Ahr erhält Auen zurück

Hochwasserschutz an der Ahr erfolgreich ausgebaut

Die Renaturierungsarbeiten an den Ahrauen sind, wie hier in Liers, fertiggestellt.

Die Renaturierungsarbeiten an den Ahrauen sind, wie hier in Liers, fertiggestellt.

HÖNNINGEN. Ein verheerendes Hochwasser hatte an der Ahr im Juni 2016 Schäden in Millionenhöhe verursacht. Nun wurde am Donnerstag die Renaturierung des Flusses zugunsten des Hochwasserschutzes abgeschlossen.

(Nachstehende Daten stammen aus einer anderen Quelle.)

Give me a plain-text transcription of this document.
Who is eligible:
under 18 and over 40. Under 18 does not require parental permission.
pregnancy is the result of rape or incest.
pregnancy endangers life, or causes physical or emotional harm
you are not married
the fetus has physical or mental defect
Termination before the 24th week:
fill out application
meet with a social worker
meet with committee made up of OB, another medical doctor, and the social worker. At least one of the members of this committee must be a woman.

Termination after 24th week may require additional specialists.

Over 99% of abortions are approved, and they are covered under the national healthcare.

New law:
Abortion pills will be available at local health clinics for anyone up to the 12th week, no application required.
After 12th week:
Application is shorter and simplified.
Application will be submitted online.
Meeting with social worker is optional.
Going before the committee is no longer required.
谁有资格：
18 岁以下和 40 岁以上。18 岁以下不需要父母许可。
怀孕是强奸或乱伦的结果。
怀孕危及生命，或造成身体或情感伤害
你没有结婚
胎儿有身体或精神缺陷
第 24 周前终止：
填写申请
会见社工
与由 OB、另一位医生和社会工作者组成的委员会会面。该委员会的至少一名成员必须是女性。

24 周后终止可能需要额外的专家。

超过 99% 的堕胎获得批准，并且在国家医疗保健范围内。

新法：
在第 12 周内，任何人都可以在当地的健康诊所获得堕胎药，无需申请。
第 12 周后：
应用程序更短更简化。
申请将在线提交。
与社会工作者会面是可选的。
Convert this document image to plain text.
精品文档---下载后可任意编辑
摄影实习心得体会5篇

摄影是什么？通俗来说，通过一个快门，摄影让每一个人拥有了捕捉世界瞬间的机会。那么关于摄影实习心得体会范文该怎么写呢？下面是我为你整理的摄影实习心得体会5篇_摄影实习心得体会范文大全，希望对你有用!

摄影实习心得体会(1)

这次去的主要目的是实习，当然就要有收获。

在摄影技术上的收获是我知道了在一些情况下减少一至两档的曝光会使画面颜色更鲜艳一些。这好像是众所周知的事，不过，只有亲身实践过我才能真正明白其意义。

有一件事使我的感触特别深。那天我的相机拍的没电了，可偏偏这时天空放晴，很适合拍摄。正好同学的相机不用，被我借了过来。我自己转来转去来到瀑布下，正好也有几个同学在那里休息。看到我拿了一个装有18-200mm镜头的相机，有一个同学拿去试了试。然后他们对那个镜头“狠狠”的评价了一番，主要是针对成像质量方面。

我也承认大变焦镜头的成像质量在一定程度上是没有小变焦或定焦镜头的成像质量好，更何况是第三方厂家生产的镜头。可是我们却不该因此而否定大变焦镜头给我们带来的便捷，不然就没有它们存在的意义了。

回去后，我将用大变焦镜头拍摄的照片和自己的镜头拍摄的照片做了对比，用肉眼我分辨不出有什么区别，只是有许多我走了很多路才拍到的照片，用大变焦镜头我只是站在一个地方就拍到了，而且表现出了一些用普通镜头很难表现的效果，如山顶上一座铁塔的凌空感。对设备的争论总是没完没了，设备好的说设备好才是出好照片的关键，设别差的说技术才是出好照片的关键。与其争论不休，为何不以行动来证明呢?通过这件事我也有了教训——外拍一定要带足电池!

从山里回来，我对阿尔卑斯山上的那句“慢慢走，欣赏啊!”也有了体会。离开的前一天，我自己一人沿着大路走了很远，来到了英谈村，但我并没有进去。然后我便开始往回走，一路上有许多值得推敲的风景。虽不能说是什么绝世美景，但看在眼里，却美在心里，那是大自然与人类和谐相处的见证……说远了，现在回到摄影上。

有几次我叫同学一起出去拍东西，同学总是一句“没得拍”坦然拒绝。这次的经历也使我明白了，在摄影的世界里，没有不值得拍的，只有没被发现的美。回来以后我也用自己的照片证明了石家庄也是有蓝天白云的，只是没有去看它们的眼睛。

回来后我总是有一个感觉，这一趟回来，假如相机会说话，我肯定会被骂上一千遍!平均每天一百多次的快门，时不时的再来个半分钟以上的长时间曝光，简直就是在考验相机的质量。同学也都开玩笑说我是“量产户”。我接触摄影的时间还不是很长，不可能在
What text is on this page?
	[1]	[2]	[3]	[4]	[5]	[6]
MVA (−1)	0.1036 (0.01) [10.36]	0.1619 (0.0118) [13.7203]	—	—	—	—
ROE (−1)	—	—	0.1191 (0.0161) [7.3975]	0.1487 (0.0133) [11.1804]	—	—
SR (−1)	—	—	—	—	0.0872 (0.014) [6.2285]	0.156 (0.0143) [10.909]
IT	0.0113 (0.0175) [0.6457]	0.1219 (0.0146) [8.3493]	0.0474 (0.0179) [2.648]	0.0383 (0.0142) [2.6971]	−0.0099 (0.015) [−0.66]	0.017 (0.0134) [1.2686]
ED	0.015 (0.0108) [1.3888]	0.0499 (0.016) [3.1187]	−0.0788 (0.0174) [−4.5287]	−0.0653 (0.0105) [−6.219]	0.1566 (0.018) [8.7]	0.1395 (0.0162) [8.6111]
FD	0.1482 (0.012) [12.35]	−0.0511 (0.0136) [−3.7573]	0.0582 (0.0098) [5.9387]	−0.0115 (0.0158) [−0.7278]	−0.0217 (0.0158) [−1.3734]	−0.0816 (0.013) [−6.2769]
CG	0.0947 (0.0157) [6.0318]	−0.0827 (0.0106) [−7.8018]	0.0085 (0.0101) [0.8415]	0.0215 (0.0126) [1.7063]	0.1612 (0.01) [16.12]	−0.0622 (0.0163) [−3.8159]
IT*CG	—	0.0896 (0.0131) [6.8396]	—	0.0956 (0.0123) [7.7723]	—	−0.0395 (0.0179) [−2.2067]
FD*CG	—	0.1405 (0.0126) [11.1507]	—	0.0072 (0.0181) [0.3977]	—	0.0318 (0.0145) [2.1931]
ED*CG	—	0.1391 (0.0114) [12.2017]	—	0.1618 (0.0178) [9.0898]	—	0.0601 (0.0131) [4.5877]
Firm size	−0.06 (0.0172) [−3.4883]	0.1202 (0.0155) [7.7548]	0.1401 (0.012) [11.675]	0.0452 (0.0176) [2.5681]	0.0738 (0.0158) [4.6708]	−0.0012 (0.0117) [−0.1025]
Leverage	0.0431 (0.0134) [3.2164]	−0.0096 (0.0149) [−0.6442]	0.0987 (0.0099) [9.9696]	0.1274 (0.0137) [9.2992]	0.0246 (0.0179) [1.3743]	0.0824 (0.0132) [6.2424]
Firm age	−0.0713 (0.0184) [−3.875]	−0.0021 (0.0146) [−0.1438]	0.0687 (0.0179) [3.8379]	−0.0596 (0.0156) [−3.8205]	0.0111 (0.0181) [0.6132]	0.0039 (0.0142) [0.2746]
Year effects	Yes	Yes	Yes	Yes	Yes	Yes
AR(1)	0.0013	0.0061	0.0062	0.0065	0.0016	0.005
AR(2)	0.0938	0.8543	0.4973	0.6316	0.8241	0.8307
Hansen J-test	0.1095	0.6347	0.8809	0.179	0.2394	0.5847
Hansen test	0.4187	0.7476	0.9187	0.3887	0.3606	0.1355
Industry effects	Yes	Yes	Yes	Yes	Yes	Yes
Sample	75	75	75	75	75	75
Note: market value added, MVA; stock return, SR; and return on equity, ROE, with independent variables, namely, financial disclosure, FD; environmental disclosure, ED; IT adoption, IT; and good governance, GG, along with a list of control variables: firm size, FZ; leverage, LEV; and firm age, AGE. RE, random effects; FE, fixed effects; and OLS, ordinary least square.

Munter und doch brav in ihrem Bett plätschert die Ahr unter der Brücke bei Liers hindurch in ihrer Aue. Junges Gras bedeckt die frisch modellierte Erde, und niemand ahnt, dass die leicht wellig gestalteten Flächen am linken und rechten Ufer erst jüngst durch Menschen so hergerichtet worden sind. Am Donnerstag feierten die Beteiligten von Struktur- und Genehmigungsdirektion Nord (SGD), Kreis und Verbandsgemeinde Altenahr in Liers zusammen mit den an Planung und Bau beteiligten Firmen das in nur vier Monaten vollendete, eine Million Euro teure Projekt der Ahr-Renaturierung zugunsten des Hochwasserschutzes.

Dabei sind außer in Hönningen-Liers Retentionsflächen in Altenburg, Kreuzberg und Dernau entstanden. Das verheerende Ahr-Hochwasser von Anfang Juni 2016, das 800 Gebäude beeinträchtigt und Schäden in Millionenhöhe verursacht hatte, hatte die Verantwortlichen in einer gemeinsamen Aktion nach Vorsorge suchen lassen. Die Lösungen geben der Ahr Platz, sich bei stark anhaltendem Regen auszudehnen, statt ins Tal zu schießen. Sie kommen den Menschen in den Orten ahrabwärts zugute, wie auch der Natur im Gewässer und an seinen Ufern.

Landrat Jürgen Pföhler tat den Blick zurück: „Die Ahr wurde in den vergangenen Jahrzehnten unter dem zunehmenden Druck der Besiedlung, der landwirtschaftlichen Nutzung und der Industrialisierung verändert.“ So habe sich in den einstigen Auen, die bei Hochwasser natürliche Retentionsräume waren, Kies abgelagert und dies habe den natürlichen Flusslauf verändert. Schon seit 30 Jahren arbeite der Kreis zusammen mit der SGD Nord daran, die Gewässerstruktur der Ahr wieder zu verbessern. „Der Klimawandel und seine Folgen stellen uns vor große Herausforderungen.“ Beim Hochwasser 2016 habe sich gezeigt, wie schnell der Kreis durch extreme Naturgewalten von einem Moment zum anderen stark beschädigt werden könne.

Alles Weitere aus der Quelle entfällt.